One of Rosburg’s first moves was to put Wilson in wider personnel groupings more often, with an eye to protecting Wilson, to give him time for better decision-making. To that end, Rosburg also handed the offense over to quarterbacks coach Klint Kubiak and offensive coordinator Justin Outten, with Outten calling plays from the coaches’ box and Kubiak on the sideline with Wilson.

It also helped Wilson stack completions to get the downfield looks he had so often tried to force earlier in the season.

On the season, Wilson completed 34.6% of his passes 30 or more yards down the field, often at the expense of those other open receivers. In the season finale alone, he had three of his 10 pass plays of at least 41 yards for the season and two of his seven completions of over 51 yards for the season.

Even Payton pointed to those two games saying “things changed” and alluded to poor playcalling at times last season.

“I don’t like singing, period, but none of us want to be at a karaoke bar with a song we don’t know the words to,” he said.

It was just a two-game sample size under Rosburg, but the Denver roster, with its pile of injuries across the depth chart — 22 players finished the season on injured reserve — fared better, as did Wilson, with the approach. In Week 18, the team’s 471 total yards and 205 rushing yards and Wilson’s three touchdown passes were all at least tied for best of the season.
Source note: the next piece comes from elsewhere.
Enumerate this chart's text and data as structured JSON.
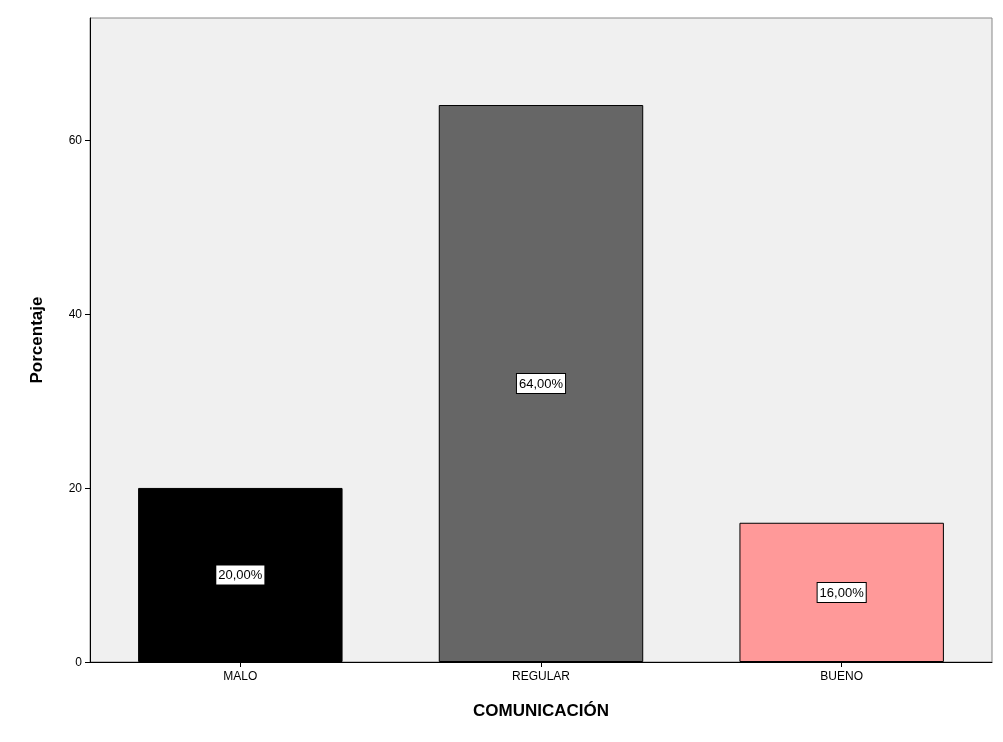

Wilson and wide receiver Jerry Jeudy also combined for five receptions for 154 yards in that game.

Kubiak and Outten had Wilson on the move a bit more in the final two games as well, on designed rollouts, play-action, often from under center.

It will all be food for thought for Payton, his staff and Wilson, who still has his teammates behind him.

“What we put on film is what we put on film, and that is what we got to hold on to. However, we know what he does, we know the preparation he puts in, we know how much he cares about this game and how much he cares about the guys around him,” wide receiver Courtland Sutton said. “There’s nothing in my body that questions if he’s going to be able to come back and be All-Pro and a Pro Bowl-caliber quarterback next year for us.”